In Pennsylvania, you aren't allowed to shop around because the Liquor Control Board is a monopoly. If you find a store in New Jersey with a bad price, you can go to another store. Or to Maryland, Delaware, wherever. Not every little private store may be exemplary, but there can be little doubt that, taken together, private stores win on service, selection, and price.
Incidentally, I was able to find online in about 90 seconds a 2010 Yellow Tail Chardonnay in a variety of stores ranging from under $5 to $6.33 in New York, New Jersey, and Washington, while the writer of the aforementioned article merely found that Pennsylvania, at $8, was cheaper than one New Jersey store.
Dead on the money, so to speak, and the bolded bits strike home to the real problem with the PLCB: the monopolistic nature of it. They have no real competition when it comes to Pennsylvanians, and we are a captive audience, forced to buy at these stores by the coercion of law.And yet...we put up with that, and seem willing to allow legislators like Senator John Pippy run our lives and make our decisions. For God's sake, Pennsylvanians, stand up on your hind legs and act like adults. Tell your legislator that you don't need to be CONTROLLED any longer.

Thursday, June 2, 2011

Wegmans to PLCB: get these lemons out of our store

Ah, it's sweet when another dopey plan by the PLCB is a complete failure. WGAL-TV in Lancaster is reporting that the Wegmans grocery store chain has requested the PLCB to remove the wine kiosks from their stores. Check out the story here; and you can read the actual letter here. It's wonderful to be so right about something; the wine kiosks have been an unadulterated disaster. They were unwieldy, they were insulting, they were the result of graft and crap, they were another desperate and obvious attempt to stave off privatization, but worst of all, they didn't even work. Permit me a little gloating; it is so good to have been so right about this.
video platformvideo managementvideo solutionsvideo player

Enjoy this video from two Californians baffled and bemused by The Wonderful Wink Kiosk!
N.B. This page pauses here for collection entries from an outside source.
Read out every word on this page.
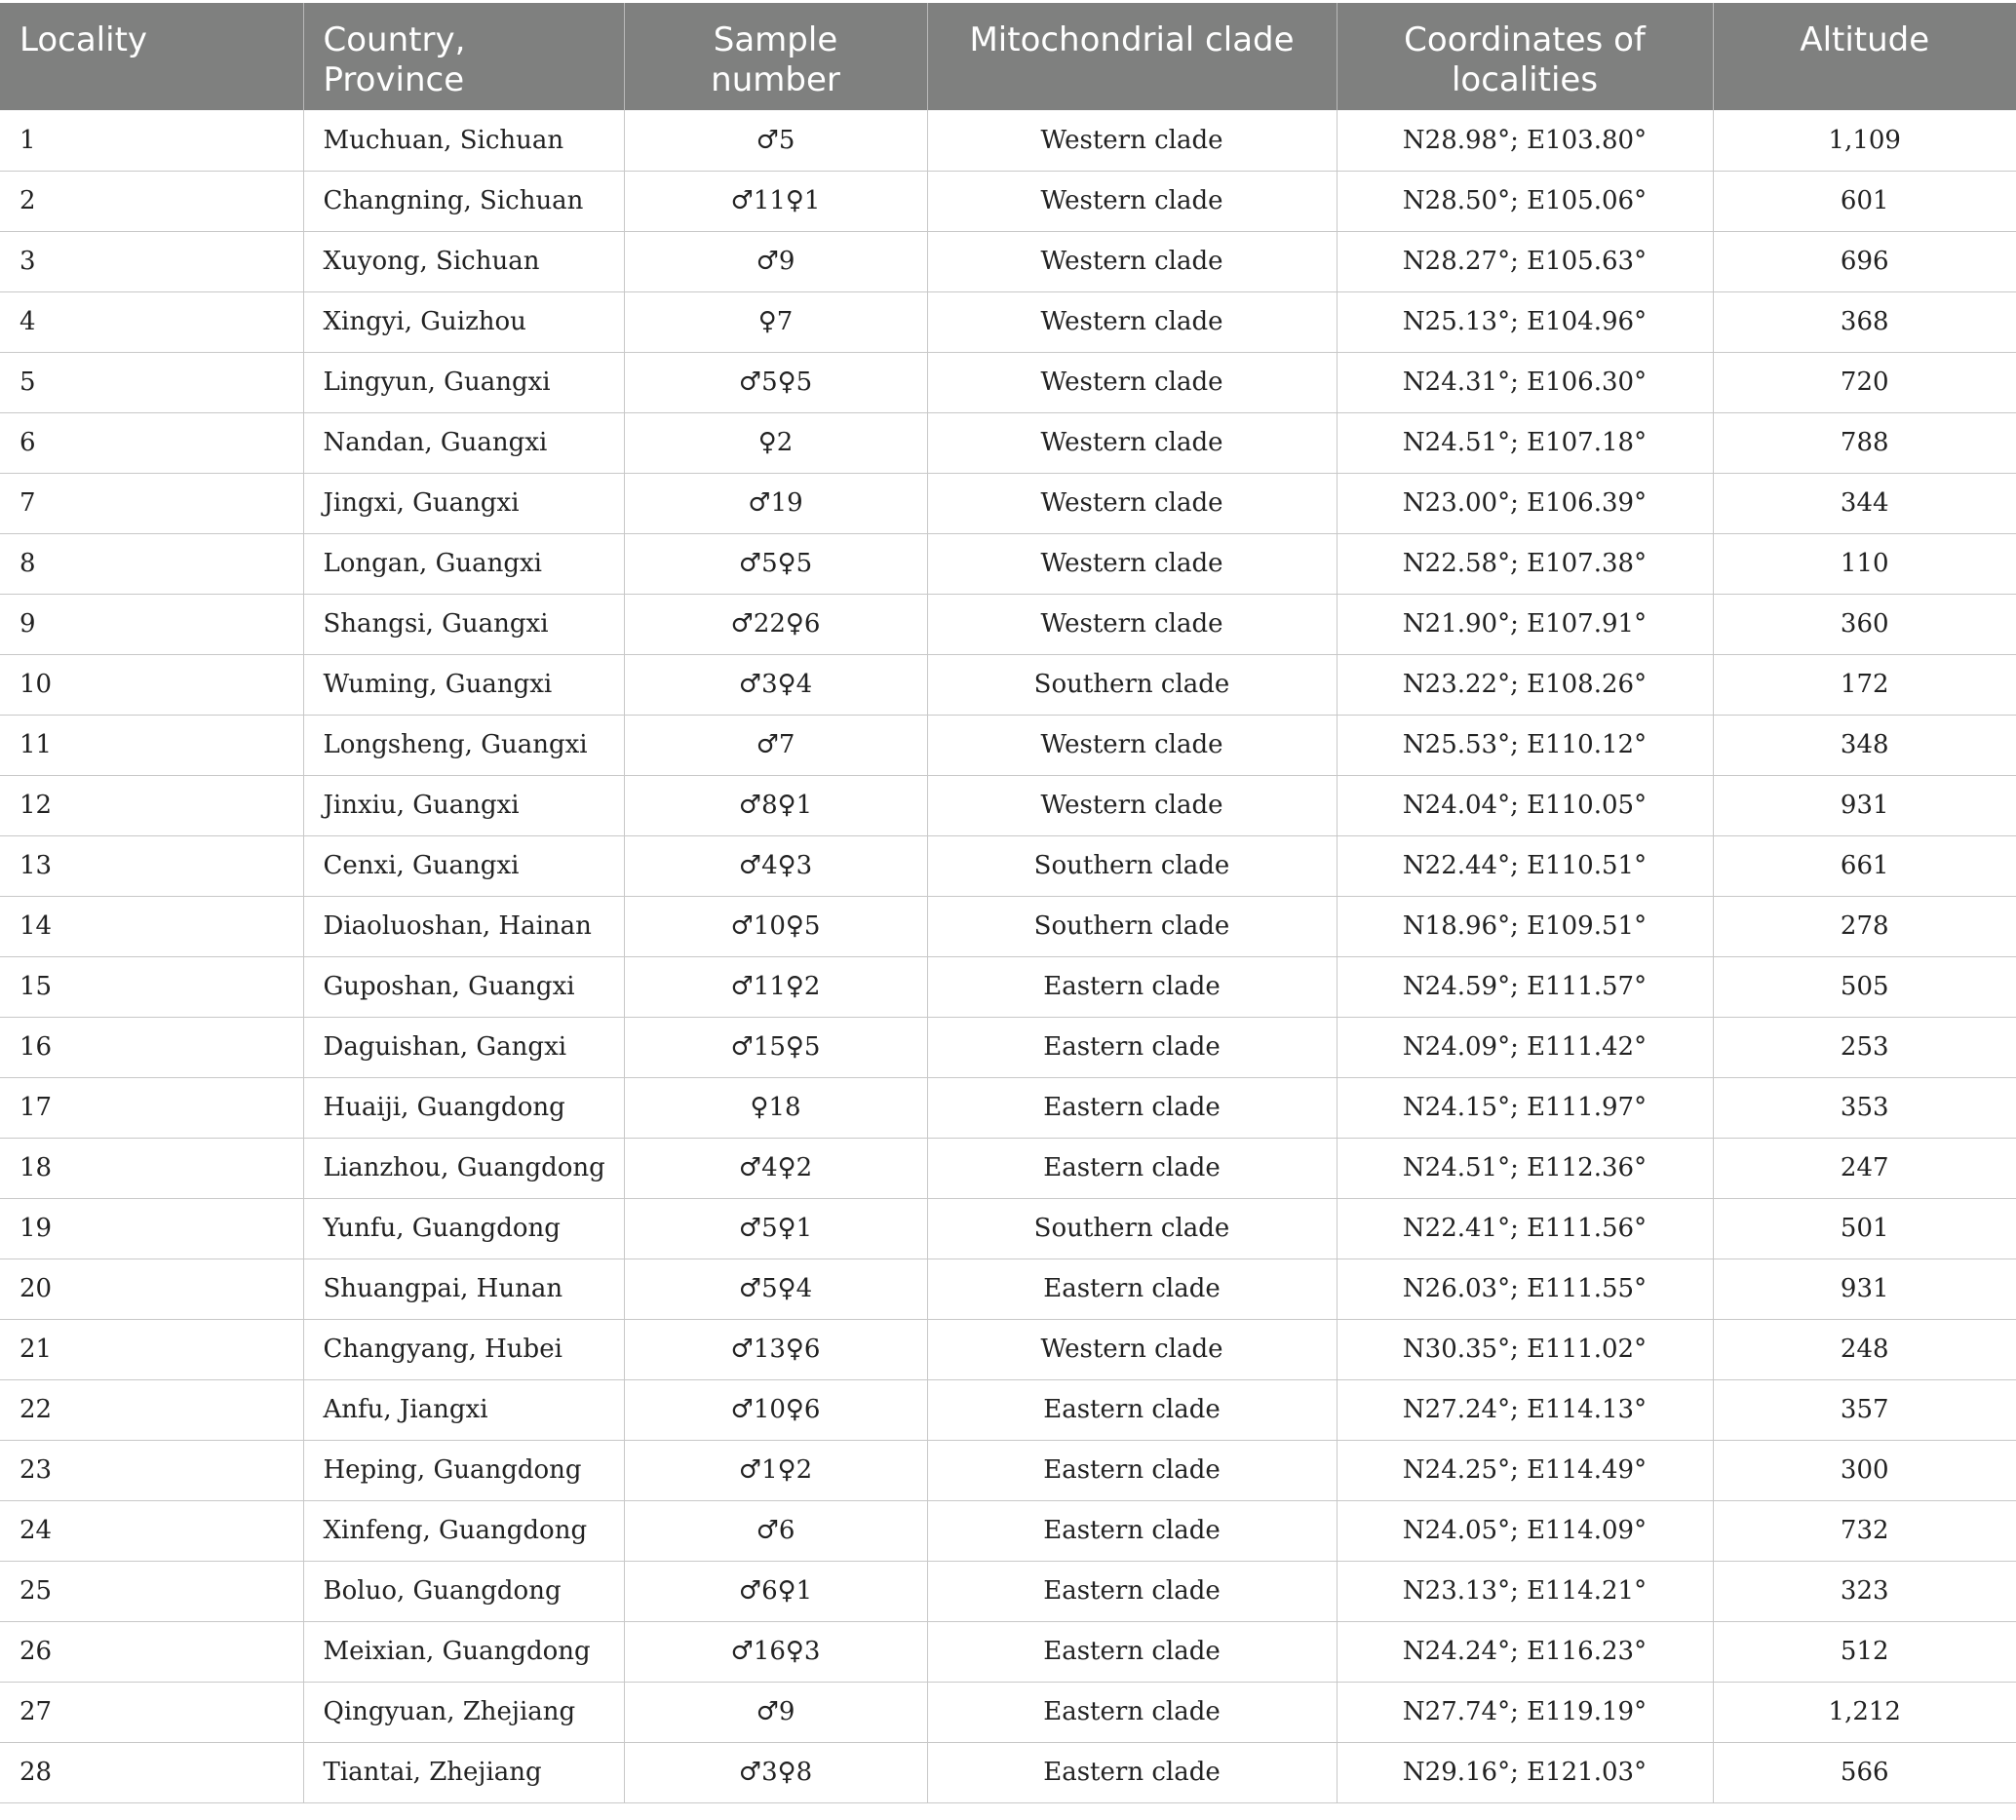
Locality	Country, Province	Sample number	Mitochondrial clade	Coordinates of localities	Altitude
1	Muchuan, Sichuan	♂5	Western clade	N28.98°; E103.80°	1,109
2	Changning, Sichuan	♂11♀1	Western clade	N28.50°; E105.06°	601
3	Xuyong, Sichuan	♂9	Western clade	N28.27°; E105.63°	696
4	Xingyi, Guizhou	♀7	Western clade	N25.13°; E104.96°	368
5	Lingyun, Guangxi	♂5♀5	Western clade	N24.31°; E106.30°	720
6	Nandan, Guangxi	♀2	Western clade	N24.51°; E107.18°	788
7	Jingxi, Guangxi	♂19	Western clade	N23.00°; E106.39°	344
8	Longan, Guangxi	♂5♀5	Western clade	N22.58°; E107.38°	110
9	Shangsi, Guangxi	♂22♀6	Western clade	N21.90°; E107.91°	360
10	Wuming, Guangxi	♂3♀4	Southern clade	N23.22°; E108.26°	172
11	Longsheng, Guangxi	♂7	Western clade	N25.53°; E110.12°	348
12	Jinxiu, Guangxi	♂8♀1	Western clade	N24.04°; E110.05°	931
13	Cenxi, Guangxi	♂4♀3	Southern clade	N22.44°; E110.51°	661
14	Diaoluoshan, Hainan	♂10♀5	Southern clade	N18.96°; E109.51°	278
15	Guposhan, Guangxi	♂11♀2	Eastern clade	N24.59°; E111.57°	505
16	Daguishan, Gangxi	♂15♀5	Eastern clade	N24.09°; E111.42°	253
17	Huaiji, Guangdong	♀18	Eastern clade	N24.15°; E111.97°	353
18	Lianzhou, Guangdong	♂4♀2	Eastern clade	N24.51°; E112.36°	247
19	Yunfu, Guangdong	♂5♀1	Southern clade	N22.41°; E111.56°	501
20	Shuangpai, Hunan	♂5♀4	Eastern clade	N26.03°; E111.55°	931
21	Changyang, Hubei	♂13♀6	Western clade	N30.35°; E111.02°	248
22	Anfu, Jiangxi	♂10♀6	Eastern clade	N27.24°; E114.13°	357
23	Heping, Guangdong	♂1♀2	Eastern clade	N24.25°; E114.49°	300
24	Xinfeng, Guangdong	♂6	Eastern clade	N24.05°; E114.09°	732
25	Boluo, Guangdong	♂6♀1	Eastern clade	N23.13°; E114.21°	323
26	Meixian, Guangdong	♂16♀3	Eastern clade	N24.24°; E116.23°	512
27	Qingyuan, Zhejiang	♂9	Eastern clade	N27.74°; E119.19°	1,212
28	Tiantai, Zhejiang	♂3♀8	Eastern clade	N29.16°; E121.03°	566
What's next? Well, it's not good, unfortunately. Because Senator John Pippy is apparently losing the guts to push for privatization. He's wimping out and talking about settling for some of the alternatives the PLCB is suggesting. I've got a better idea, Senator Pippy; how about you listen to the citizens of Pennsylvania, who continue to support privatization at a ratio of 2:1 or better? How about you consider that instead of the pleas of a bunch of entrenched bureaucrats who don't give a damn about anything but their jobs, their budgets, their secure power? Why keep this fossil, reeking of 70+ years of patronage and patronization? Cui bono, Senator?